With the movements in this hemisphere, we are of necessity more immediately connected, and by causes which must be obvious to all enlightened and impartial observers.
- The Monroe Doctrine, 1823
In 1954, President Dwight D. Eisenhower intervened in Guatemala to remove its president, Jacobo Árbenz, who the United Fruit Company accused of being communist sympthizer.
The American republics wanted no Communist regime within their midst. They recognized that subversion by Communism was only another form of aggression, even more evil than that achieved by naked military force… Something had to be done quickly.

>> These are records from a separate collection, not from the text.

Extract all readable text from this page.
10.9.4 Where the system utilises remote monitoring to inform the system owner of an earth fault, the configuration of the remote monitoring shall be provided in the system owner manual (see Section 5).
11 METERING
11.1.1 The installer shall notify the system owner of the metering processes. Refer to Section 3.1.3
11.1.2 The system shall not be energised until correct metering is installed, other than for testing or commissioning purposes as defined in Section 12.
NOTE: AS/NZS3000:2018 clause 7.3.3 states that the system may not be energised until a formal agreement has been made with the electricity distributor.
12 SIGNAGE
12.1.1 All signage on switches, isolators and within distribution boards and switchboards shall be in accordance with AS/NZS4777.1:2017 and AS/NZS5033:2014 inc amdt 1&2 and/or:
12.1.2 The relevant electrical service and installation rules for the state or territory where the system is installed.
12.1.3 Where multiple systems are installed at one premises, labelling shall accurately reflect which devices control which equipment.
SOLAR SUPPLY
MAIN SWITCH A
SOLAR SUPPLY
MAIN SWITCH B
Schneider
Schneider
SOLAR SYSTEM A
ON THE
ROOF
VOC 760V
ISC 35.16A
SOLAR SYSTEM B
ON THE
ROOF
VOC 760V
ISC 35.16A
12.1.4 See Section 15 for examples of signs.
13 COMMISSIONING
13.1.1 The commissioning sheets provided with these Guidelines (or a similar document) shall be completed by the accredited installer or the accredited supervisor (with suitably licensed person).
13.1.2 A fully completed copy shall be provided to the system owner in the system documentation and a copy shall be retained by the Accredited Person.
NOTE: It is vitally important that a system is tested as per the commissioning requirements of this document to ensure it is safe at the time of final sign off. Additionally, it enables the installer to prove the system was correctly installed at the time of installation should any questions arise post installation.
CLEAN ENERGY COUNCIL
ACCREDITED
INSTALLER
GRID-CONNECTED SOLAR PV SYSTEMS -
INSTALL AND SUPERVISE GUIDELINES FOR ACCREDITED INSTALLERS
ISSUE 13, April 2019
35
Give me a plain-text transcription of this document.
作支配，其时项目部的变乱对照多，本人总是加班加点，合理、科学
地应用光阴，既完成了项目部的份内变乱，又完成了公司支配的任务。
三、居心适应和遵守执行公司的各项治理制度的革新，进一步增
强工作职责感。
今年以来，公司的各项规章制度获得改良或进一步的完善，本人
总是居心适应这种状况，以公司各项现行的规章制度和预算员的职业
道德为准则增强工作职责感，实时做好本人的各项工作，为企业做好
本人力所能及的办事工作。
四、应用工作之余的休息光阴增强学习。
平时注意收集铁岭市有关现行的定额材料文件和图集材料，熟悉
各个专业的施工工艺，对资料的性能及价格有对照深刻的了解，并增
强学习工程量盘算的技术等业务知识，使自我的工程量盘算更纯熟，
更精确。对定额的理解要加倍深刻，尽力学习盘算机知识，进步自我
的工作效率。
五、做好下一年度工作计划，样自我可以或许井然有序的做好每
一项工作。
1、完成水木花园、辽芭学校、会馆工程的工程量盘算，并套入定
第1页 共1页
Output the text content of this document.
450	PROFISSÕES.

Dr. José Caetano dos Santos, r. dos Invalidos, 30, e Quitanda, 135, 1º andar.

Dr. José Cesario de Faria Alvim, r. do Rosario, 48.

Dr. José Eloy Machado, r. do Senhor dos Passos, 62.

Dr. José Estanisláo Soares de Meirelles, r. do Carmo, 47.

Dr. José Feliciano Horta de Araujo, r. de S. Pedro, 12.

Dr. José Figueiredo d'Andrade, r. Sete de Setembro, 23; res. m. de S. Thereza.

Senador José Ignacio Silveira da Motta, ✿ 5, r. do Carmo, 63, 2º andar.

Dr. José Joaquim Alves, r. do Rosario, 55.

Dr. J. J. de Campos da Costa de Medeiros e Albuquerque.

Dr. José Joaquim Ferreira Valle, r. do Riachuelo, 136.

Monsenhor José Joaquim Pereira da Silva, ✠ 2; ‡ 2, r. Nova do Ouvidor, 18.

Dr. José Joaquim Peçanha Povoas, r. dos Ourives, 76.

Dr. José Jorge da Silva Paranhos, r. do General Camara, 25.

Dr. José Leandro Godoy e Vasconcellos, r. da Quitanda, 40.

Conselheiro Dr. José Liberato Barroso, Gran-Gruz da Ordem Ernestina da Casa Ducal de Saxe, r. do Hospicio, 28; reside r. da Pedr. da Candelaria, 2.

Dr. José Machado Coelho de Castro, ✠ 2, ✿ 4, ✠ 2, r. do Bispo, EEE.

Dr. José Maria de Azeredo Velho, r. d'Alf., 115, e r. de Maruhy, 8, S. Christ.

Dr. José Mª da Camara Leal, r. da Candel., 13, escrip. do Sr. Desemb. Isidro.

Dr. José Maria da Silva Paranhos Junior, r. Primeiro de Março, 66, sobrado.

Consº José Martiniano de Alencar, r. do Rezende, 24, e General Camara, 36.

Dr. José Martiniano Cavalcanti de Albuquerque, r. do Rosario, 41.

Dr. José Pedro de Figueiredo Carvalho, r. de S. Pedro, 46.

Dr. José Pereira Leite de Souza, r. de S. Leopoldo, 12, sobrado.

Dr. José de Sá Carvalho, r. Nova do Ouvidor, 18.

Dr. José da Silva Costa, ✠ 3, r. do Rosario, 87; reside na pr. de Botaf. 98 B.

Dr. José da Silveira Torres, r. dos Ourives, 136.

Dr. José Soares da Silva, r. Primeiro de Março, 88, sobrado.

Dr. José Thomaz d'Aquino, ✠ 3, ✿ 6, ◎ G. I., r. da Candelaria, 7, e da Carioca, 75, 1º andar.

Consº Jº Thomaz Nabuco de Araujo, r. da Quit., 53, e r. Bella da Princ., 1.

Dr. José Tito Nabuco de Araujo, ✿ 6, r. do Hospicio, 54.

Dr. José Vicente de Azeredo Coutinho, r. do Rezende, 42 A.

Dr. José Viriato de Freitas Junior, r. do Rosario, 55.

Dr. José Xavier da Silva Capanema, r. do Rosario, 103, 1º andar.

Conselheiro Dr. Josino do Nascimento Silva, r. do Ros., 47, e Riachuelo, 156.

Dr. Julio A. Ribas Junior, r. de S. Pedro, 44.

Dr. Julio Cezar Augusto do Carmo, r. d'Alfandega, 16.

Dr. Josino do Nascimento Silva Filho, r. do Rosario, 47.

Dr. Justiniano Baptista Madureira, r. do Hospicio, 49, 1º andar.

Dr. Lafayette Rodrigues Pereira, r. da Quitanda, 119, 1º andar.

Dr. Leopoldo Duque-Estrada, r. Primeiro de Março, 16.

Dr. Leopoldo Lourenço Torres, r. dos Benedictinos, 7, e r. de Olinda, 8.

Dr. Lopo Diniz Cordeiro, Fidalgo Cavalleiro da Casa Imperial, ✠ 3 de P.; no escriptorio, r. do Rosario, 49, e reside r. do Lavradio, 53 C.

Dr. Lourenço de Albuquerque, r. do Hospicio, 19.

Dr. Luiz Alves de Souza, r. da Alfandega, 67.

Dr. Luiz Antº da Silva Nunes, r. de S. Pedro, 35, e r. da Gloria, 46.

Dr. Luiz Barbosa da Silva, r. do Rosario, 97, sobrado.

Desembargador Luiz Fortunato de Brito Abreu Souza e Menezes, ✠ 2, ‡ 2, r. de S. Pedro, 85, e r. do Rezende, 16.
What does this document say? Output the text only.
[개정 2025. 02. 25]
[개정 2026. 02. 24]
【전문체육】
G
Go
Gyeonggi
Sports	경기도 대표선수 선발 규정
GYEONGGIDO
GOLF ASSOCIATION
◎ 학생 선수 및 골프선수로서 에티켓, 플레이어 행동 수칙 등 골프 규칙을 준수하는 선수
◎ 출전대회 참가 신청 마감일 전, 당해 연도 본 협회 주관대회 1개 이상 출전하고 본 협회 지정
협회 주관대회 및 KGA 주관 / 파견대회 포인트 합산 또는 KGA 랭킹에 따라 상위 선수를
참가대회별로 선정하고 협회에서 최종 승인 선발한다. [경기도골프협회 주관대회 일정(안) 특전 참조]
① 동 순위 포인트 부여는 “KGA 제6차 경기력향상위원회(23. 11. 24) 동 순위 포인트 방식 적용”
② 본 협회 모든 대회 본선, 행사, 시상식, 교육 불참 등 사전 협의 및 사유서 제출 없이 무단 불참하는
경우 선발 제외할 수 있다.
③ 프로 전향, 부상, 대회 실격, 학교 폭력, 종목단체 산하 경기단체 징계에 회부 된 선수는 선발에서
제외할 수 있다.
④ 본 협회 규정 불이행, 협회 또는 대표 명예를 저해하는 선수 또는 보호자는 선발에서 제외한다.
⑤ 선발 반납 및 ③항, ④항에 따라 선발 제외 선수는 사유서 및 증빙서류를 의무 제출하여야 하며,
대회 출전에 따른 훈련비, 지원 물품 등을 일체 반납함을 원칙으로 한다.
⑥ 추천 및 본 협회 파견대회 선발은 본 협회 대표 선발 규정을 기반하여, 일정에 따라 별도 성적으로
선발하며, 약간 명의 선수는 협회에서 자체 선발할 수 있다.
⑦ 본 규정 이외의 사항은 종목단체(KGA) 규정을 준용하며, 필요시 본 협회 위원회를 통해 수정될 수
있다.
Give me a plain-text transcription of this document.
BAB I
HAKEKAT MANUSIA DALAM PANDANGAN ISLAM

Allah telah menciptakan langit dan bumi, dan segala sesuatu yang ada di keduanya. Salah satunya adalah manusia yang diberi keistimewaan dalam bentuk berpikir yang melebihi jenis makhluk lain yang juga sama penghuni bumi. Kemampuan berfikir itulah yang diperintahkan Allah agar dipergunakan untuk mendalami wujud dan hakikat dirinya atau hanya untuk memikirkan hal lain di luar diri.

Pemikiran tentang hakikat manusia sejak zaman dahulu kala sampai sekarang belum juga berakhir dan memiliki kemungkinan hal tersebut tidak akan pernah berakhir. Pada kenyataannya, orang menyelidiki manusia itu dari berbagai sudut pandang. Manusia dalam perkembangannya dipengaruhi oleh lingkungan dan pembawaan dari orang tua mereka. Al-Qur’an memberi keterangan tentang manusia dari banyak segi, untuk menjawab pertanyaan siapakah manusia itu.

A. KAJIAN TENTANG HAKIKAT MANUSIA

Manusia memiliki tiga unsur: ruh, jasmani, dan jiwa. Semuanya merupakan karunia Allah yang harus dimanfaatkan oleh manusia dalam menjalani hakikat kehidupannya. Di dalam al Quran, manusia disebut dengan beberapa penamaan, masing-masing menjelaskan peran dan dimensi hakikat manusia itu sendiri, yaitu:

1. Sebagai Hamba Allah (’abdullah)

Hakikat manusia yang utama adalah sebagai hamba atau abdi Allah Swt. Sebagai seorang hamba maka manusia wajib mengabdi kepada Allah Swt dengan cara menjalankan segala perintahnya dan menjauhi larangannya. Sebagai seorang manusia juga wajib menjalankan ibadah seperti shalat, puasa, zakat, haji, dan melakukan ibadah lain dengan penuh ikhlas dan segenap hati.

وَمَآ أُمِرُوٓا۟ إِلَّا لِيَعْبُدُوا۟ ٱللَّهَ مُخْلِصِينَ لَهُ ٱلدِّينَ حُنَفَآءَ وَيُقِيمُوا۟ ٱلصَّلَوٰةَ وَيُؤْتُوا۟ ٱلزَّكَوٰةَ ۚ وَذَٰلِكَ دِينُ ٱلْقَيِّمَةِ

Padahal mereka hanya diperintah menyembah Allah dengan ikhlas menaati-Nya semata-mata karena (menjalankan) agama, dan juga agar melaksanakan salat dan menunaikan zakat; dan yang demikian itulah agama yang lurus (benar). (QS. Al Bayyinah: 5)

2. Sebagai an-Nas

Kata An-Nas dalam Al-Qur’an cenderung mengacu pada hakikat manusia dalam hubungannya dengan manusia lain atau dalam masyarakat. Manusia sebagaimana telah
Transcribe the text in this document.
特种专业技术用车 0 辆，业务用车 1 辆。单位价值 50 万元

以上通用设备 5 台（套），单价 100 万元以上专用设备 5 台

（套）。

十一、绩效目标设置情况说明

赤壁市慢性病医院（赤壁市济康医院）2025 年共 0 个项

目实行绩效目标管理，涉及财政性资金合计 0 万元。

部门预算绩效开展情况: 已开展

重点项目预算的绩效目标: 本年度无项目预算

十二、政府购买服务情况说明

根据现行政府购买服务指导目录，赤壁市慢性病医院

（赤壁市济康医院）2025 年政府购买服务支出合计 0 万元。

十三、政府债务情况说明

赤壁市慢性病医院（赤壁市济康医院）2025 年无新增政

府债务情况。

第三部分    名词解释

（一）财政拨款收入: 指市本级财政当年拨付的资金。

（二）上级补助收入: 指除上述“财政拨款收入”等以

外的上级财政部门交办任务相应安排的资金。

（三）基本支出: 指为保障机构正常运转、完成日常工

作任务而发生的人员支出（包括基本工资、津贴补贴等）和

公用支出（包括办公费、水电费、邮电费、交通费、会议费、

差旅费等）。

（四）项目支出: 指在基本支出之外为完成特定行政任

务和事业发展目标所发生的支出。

The first task was to marshal and crystallize Latin American public opinion on the issue. The opportunity presented itself at the Tenth Inter-American Conference of the Organization of the American States (OAS) which met in Caracas, Venezuela, in March of 1954. At that meeting the United States urged the adoption of a joint condemnation of Communism, contending vigorously that it should not be permitted to control any state in the Western Hemisphere. [Secretary of State John] Foster Dulles, representing the United States, argued that if Communism should succeed to this extent, it should be treated as a threat to the peace. On March 6 he introduced a draft resolution of a "Declaration of Solidarity for the Preservation of the Political Integrity of the American States against International Communist Intervention… by the middle of 1954 Latin America was free, for the time being at least, of any fixed outposts of Communism.